TRAFICANT CASE U.S. opposes separate trial for Detore

The government intends to call Jane Garvey, FAA administrator, as a witness.
CLEVELAND -- Just how many lawyers does U.S. Rep. James A. Traficant Jr.'s co-defendant need to defend one bribery charge?
The government believes four is more than enough.
In a response filed Wednesday in U.S. District Court, the government opposes a request by Richard E. Detore to be tried separately from the 17th District congressman. Lawyers for Detore, 41, of Clifton, Va., contend that they need more time to prepare for trial and suggest that Traficant's outlandish behavior in court will reflect unfairly on Detore.

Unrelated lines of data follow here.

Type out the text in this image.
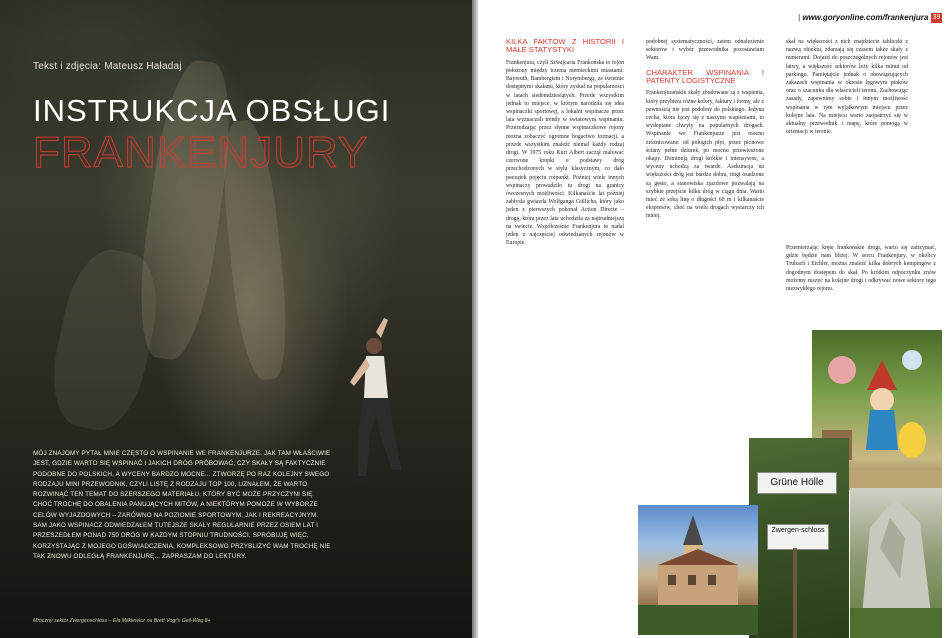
Tekst i zdjęcia: Mateusz Haładaj
INSTRUKCJA OBSŁUGI
FRANKENJURY
MÓJ ZNAJOMY PYTAŁ MNIE CZĘSTO O WSPINANIE WE FRANKENJURZE. JAK TAM WŁAŚCIWIE JEST, GDZIE WARTO SIĘ WSPINAĆ I JAKICH DRÓG PRÓBOWAĆ, CZY SKAŁY SĄ FAKTYCZNIE PODOBNE DO POLSKICH, A WYCENY BARDZO MOCNE... ZTWORZĘ PO RAZ KOLEJNY SWEGO RODZAJU MINI PRZEWODNIK, CZYLI LISTĘ Z RODZAJU TOP 100, UZNAŁEM, ŻE WARTO ROZWINĄĆ TEN TEMAT DO SZERSZEGO MATERIAŁU, KTÓRY BYĆ MOŻE PRZYCZYNI SIĘ CHOĆ TROCHĘ DO OBALENIA PANUJĄCYCH MITÓW, A NIEKTÓRYM POMOŻE W WYBORZE CELÓW WYJAZDOWYCH – ZARÓWNO NA POZIOMIE SPORTOWYM, JAK I REKREACYJNYM. SAM JAKO WSPINACZ ODWIEDZAŁEM TUTEJSZE SKAŁY REGULARNIE PRZEZ OSIEM LAT I PRZESZEDŁEM PONAD 750 DRÓG W KAŻDYM STOPNIU TRUDNOŚCI, SPRÓBUJĘ WIĘC, KORZYSTAJĄC Z MOJEGO DOŚWIADCZENIA, KOMPLEKSOWO PRZYBLIŻYĆ WAM TROCHĘ NIE TAK ZNOWU ODLEGŁĄ FRANKENJURĘ... ZAPRASZAM DO LEKTURY.
Mroczny sektor Zwergenschloss – Ela Milkiewicz na Brett Vogt's Geil-Weg 8+
| www.goryonline.com/frankenjura 39
KILKA FAKTÓW Z HISTORII I MAŁE STATYSTYKI

Frankenjura, czyli Szwajcaria Frankońska to rejon położony między trzema niemieckimi miastami: Bayreuth, Bambergiem i Norymbergą, ze świetnie dostępnymi skałami, który zyskał na popularności w latach siedemdziesiątych. Przede wszystkim jednak to miejsce, w którym narodziła się idea wspinaczki sportowej, a lokalni wspinacze przez lata wyznaczali trendy w światowym wspinaniu. Przeżedzając przez słynne wspinaczkowe rejony można zobaczyć ogromne bogactwo formacji, a przede wszystkim znaleźć niemal każdy rodzaj drogi. W 1975 roku Kurt Albert zaczął malować czerwone kropki u podstawy dróg przechodzonych w stylu klasycznym, co dało początek pojęciu rotpunkt. Później wiele innych wspinaczy prowadziło tu drogi na granicy ówczesnych możliwości. Kilkanaście lat później zabłysła gwiazda Wolfganga Güllicha, który jako jeden z pierwszych pokonał Action Directe – drogę, która przez lata uchodziła za najtrudniejszą na świecie. Współcześnie Frankenjura to nadal jeden z najczęściej odwiedzanych rejonów w Europie.

podobnej systematyczności, zatem odnalezienie sektorów i wybór przewodnika pozostawiam Wam.

CHARAKTER WSPINANIA I PATENTY LOGISTYCZNE

Frankenjurańskie skały zbudowane są z wapienia, który przybiera różne kolory, faktury i formy, ale z pewnością nie jest podobny do polskiego. Jedyna cecha, która łączy się z naszymi wapieniami, to wydeptane chwyty na popularnych drogach. Wspinanie we Frankenjurze jest mocno zróżnicowane: od połogich płyt, przez pionowe ściany pełne dziurek, po mocno przewieszone okapy. Dominują drogi krótkie i intensywne, a wyceny uchodzą za twarde. Asekuracja na większości dróg jest bardzo dobra, ringi osadzone są gęsto, a stanowiska zjazdowe pozwalają na szybkie przejście kilku dróg w ciągu dnia. Warto mieć ze sobą linę o długości 60 m i kilkanaście ekspresów, choć na wielu drogach wystarczy ich mniej.

skał na większości z nich znajdziecie tabliczki z nazwą obiektu, zdarzają się czasem także skały z numerami. Dojazd do poszczególnych rejonów jest łatwy, a większość sektorów leży kilka minut od parkingu. Pamiętajcie jednak o obowiązujących zakazach wspinania w okresie lęgowym ptaków oraz o szacunku dla właścicieli terenu. Zachowując zasady, zapewnimy sobie i innym możliwość wspinania w tym wyjątkowym miejscu przez kolejne lata. Na miejscu warto zaopatrzyć się w aktualny przewodnik i mapę, które pomogą w orientacji w terenie.

Przemierzając kręte frankońskie drogi, warto się zatrzymać, gdzie będzie nam bliżej. W sercu Frankenjury, w okolicy Trubach i Eichler, można znaleźć kilka dobrych kempingów z dogodnym dostępem do skał. Po krótkim odpoczynku znów możemy ruszyć na kolejne drogi i odkrywać nowe sektory tego niezwykłego rejonu.

Grüne Hölle
Zwergen-schloss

The Washington, D.C., lawyers -- John M. Dowd, James C. Osborne, Elizabeth C.L. Peterson and C. William Frick -- first asked U.S. District Judge Lesley Brooks Wells to postpone the Feb. 4 trial at least 60 days, then asked for a separate trial. Although Detore was added to the case in a superseding indictment Oct. 26, he didn't hire lawyers until Dec. 18.
"Based on the names listed on the pleadings, four lawyers ... appear to be assisting in Detore's defense," the government said. "However, defendant Detore complains that his four attorneys cannot adequately prepare for trial in the time allotted."
Charges: Traficant, indicted May 4, faces 10 counts, including racketeering, bribery and tax evasion, and will act as his own lawyer, even though he has no law degree. Detore is accused of taking part in a bribery scheme that involved his former employer, J.J. Cafaro at USAerospace Group in Virginia.
Cafaro, of Liberty, is a vice president with his family's mall development company. He admits bribing Traficant to ensure that the congressman promoted USAG laser technology with agencies such as the Federal Aviation Administration.
The government's motion points out that two trials are not an efficient use of time and witnesses, some of whom, such as Jane Garvey, FAA administrator, would have to travel to Cleveland from Washington for a second time and answer the same questions asked of them in the first trial.
Also, if Traficant and Detore have separate trials, whoever would go second would have the advantage of knowing the government's entire case.
"The opportunity to have such an advantage would likely lead to motions by Congressman Traficant seeking to have his case tried after defendant Detore," prosecutors said.
Prosecutors, though, don't oppose a short continuance of the trial. Traficant has made an oral motion for a separate trial.
Numerous lawyers: Detore, the government said, has gone through three sets of lawyers since first contacted by the FBI in August 2000. He has known since March 2001 that he was the target of the grand jury investigating Traficant and has known since early June 2001 that he would be indicted.
Plea negotiations between prosecutors and Detore's second set of lawyers stopped in late July 2001, the government said in its motion. Detore hired his third set of lawyers in early August 2001.
Detore's current lawyers also argue that he and Traficant were improperly joined for the trial because Detore is not charged in each of the congressman's 10 counts. The government said the law doesn't require that each defendant be named in all counts.
Traficant's effect: "Traficant will make every effort to use the courtroom as his pulpit and will turn his trial into a highly publicized circus," Dowd said in his motion last week that seeks a separate trial. "... His antics and the media attention they will capture will undoubtedly dominate the case, such that Mr. Detore's ability to mount his own separate defense will be utterly thwarted."
The jury will be able to sort out the evidence and consider each defendant separately, the government said.
Dowd, in his motion, said the cumulative impact of the evidence against Traficant will "cast an impenetrable shadow of guilt upon Mr. Detore."
The fact that Detore is less culpable than Traficant is not sufficient cause for two trials, the government said.
Dowd raised the possibility of Detore's calling Traficant as a defense witness. The government said Dowd didn't demonstrate that the congressman would be willing to do so if a second trial were held.